La Crise Politique Italienne
Terminons par un autre sujet qui n’est pas sans lien avec celui-là. En Italie, la crise politique est dénouée en apparence par la constitution du cabinet Moro qui pour la première fois fait accéder Nenni et son Parti socialiste au pouvoir. Mais son existence paraît précaire : rébellion à droite où Scelba, qui commande le centre de la Démocratie chrétienne votera pour Mora par discipline, mais sans ferveur, rébellion chez les Caristes, l’aile gauche communisante du Parti socialiste de Nenni, qui refuseront leurs voix.

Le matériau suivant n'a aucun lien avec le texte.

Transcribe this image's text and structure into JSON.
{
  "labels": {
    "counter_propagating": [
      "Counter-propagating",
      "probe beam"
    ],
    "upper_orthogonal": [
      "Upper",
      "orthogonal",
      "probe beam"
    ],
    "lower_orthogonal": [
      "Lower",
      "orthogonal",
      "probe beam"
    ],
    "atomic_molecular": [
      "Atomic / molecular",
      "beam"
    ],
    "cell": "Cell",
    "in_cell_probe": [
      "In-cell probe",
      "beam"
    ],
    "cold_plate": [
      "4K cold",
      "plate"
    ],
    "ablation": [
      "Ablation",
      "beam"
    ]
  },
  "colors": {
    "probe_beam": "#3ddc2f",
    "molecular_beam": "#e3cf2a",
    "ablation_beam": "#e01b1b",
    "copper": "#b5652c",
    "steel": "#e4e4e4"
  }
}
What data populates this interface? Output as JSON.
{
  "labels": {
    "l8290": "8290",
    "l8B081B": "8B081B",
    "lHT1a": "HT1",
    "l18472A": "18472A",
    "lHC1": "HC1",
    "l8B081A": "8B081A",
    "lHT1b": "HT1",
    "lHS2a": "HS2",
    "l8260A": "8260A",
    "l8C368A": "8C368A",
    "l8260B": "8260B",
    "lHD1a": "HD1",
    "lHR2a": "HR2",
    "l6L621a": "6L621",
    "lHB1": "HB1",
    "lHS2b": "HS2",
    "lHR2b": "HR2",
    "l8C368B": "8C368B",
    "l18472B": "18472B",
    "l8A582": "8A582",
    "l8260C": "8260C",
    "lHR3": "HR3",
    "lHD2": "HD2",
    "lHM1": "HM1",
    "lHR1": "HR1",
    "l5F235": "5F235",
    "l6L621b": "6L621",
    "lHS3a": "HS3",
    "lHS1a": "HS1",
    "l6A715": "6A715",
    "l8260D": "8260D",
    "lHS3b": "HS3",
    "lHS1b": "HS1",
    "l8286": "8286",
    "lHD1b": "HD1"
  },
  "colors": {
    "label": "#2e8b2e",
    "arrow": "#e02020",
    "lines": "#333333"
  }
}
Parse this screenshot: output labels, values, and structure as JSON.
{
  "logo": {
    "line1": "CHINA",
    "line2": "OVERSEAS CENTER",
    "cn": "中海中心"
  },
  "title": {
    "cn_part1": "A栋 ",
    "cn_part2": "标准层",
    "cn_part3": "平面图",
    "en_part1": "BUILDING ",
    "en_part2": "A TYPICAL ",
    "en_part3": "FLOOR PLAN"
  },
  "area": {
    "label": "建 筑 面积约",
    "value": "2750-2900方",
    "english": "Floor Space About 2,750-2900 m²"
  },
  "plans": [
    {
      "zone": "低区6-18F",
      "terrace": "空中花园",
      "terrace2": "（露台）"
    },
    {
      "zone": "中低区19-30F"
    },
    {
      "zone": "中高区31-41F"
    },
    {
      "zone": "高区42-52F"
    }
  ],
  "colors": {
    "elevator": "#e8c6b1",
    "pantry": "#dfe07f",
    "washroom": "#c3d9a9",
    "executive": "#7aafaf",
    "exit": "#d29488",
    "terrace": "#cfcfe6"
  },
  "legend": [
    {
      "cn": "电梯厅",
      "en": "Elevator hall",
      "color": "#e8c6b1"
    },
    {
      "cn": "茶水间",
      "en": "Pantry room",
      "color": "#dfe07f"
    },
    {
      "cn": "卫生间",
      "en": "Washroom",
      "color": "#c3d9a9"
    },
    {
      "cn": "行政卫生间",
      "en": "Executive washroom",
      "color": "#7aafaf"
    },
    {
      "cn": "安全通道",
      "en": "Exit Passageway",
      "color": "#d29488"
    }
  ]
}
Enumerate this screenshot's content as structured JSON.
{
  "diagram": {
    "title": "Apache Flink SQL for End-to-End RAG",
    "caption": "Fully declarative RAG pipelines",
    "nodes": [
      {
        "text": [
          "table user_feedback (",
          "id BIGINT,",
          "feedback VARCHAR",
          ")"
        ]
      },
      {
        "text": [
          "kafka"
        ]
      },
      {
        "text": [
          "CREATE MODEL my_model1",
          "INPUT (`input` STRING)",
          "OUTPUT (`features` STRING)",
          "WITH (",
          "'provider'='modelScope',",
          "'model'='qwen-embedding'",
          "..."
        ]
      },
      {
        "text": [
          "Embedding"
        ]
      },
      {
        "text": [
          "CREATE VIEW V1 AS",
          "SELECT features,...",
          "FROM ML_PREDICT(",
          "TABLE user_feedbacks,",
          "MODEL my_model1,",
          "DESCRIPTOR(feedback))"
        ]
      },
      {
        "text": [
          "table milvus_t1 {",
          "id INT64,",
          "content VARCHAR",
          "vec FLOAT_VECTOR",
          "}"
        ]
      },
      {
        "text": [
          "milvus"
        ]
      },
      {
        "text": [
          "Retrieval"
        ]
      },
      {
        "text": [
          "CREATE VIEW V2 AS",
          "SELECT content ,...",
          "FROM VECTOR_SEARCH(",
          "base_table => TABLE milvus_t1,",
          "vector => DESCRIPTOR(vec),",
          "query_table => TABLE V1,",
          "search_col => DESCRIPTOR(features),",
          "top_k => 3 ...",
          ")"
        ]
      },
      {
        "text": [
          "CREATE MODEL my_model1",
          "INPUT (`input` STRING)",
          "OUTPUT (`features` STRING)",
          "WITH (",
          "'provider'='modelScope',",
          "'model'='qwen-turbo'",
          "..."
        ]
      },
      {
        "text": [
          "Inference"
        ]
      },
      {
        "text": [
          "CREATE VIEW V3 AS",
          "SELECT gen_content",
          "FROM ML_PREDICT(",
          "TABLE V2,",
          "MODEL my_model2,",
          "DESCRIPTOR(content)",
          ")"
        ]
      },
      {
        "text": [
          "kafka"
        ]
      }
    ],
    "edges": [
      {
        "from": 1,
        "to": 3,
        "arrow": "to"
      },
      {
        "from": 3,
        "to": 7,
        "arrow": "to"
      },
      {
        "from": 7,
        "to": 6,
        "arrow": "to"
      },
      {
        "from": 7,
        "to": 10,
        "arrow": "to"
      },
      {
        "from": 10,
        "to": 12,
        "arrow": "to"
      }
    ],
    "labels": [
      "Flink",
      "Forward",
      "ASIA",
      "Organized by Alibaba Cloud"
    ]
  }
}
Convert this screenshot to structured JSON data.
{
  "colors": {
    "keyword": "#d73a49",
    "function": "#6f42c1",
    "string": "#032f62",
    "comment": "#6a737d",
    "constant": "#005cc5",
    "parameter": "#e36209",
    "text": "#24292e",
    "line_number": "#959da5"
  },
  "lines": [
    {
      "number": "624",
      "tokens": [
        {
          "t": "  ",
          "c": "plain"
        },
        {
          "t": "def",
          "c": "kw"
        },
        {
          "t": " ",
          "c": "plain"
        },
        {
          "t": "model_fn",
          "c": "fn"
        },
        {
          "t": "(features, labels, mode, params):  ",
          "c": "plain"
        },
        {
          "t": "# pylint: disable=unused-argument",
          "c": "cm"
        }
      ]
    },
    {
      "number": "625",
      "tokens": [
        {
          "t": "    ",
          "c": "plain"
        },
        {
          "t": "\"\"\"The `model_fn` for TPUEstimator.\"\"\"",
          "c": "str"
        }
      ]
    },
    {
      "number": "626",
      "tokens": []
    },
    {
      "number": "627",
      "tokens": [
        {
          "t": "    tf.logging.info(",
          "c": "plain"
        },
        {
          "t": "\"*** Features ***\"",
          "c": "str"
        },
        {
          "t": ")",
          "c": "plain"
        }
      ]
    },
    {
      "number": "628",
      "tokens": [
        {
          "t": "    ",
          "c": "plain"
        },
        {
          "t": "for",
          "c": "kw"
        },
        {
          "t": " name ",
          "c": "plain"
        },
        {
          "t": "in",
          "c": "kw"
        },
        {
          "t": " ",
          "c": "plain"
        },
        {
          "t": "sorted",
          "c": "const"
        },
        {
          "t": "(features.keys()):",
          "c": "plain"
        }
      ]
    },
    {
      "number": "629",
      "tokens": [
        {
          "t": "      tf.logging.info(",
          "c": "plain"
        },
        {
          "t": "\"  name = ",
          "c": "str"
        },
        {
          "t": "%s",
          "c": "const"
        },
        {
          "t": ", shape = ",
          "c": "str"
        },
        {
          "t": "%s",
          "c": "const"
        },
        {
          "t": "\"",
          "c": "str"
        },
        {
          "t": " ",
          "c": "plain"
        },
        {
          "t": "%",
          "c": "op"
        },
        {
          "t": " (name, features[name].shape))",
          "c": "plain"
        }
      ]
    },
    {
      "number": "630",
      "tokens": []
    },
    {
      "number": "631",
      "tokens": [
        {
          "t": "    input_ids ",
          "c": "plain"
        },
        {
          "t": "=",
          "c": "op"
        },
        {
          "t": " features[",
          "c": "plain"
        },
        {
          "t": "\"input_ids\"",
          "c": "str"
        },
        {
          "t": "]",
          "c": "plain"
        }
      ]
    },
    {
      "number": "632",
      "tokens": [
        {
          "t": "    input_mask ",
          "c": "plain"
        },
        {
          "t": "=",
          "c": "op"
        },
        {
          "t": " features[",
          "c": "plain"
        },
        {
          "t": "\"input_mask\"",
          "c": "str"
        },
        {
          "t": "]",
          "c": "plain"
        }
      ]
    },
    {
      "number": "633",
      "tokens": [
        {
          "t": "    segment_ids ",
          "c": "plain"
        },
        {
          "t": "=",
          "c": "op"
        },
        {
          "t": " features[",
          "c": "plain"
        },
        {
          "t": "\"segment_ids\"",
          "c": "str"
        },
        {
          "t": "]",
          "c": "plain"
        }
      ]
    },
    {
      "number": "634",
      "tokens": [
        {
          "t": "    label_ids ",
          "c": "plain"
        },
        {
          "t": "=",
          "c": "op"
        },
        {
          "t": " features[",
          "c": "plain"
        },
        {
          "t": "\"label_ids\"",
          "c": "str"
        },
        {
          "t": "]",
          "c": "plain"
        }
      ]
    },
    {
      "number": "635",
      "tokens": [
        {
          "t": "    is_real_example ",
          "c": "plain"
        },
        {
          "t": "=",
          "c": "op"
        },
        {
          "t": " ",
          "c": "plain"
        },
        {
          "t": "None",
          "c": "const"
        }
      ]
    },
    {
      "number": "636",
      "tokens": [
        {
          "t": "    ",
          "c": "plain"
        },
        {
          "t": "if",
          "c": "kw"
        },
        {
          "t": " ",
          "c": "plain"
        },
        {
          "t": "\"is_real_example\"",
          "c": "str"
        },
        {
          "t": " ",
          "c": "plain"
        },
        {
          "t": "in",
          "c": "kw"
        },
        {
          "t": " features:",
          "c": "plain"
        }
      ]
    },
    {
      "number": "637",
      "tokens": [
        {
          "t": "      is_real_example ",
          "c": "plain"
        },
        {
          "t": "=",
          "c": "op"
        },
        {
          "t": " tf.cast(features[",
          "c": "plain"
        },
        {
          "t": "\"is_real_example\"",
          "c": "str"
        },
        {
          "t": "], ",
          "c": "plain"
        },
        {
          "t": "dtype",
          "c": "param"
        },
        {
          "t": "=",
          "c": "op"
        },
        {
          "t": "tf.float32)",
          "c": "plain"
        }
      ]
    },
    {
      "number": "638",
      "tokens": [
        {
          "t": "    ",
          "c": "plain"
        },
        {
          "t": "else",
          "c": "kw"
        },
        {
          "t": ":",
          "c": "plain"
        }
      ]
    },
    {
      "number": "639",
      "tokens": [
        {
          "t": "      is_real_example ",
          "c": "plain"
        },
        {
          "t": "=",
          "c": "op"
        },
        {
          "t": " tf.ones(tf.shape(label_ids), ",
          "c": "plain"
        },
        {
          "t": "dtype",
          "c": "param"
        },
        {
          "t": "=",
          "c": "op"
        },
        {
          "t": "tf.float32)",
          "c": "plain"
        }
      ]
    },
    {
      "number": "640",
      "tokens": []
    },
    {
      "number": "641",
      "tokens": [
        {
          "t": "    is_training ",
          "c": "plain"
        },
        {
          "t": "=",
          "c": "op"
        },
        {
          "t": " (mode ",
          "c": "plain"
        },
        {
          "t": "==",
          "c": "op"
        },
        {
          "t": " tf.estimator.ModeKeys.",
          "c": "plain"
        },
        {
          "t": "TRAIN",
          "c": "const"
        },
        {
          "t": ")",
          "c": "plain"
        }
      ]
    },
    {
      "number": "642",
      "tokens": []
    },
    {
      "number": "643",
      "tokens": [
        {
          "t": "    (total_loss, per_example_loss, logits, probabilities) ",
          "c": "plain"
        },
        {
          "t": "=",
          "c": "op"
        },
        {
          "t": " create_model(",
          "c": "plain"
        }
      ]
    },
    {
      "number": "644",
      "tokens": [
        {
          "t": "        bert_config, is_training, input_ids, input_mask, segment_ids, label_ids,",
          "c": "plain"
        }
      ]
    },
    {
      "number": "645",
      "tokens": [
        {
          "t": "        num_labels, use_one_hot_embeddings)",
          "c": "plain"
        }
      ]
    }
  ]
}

Et la perspective de nouvelles vagues de grèves par lesquelles le Parti de Togliatti compte faire échouer le programme de redressement urgent que propose le gouvernement Moro pour lutter contre l’inflation.
L’Italie cependant était en tête du progrès économique ; plus de chômage, une augmentation record, pour l’Europe, des salaires, un niveau de vie s’élevant si vite qu’on trouve difficilement en Toscane des travailleurs pour cueillir les olives même à 3.000 lires par jour, encore un mythe qui s’effondre : ne croyait-on pas qu’en élevant le niveau de vie des masses on conjurait le péril révolutionnaire, que l’agitation sociale allait s’apaiser. On a l’impression du contraire. Là où les conditions de vie s’aggravent, le calme règne ; là où elles s’améliorent les revendications s’exaspèrent. C’est à faire douter que le bon sens soit la chose du monde la mieux partagée.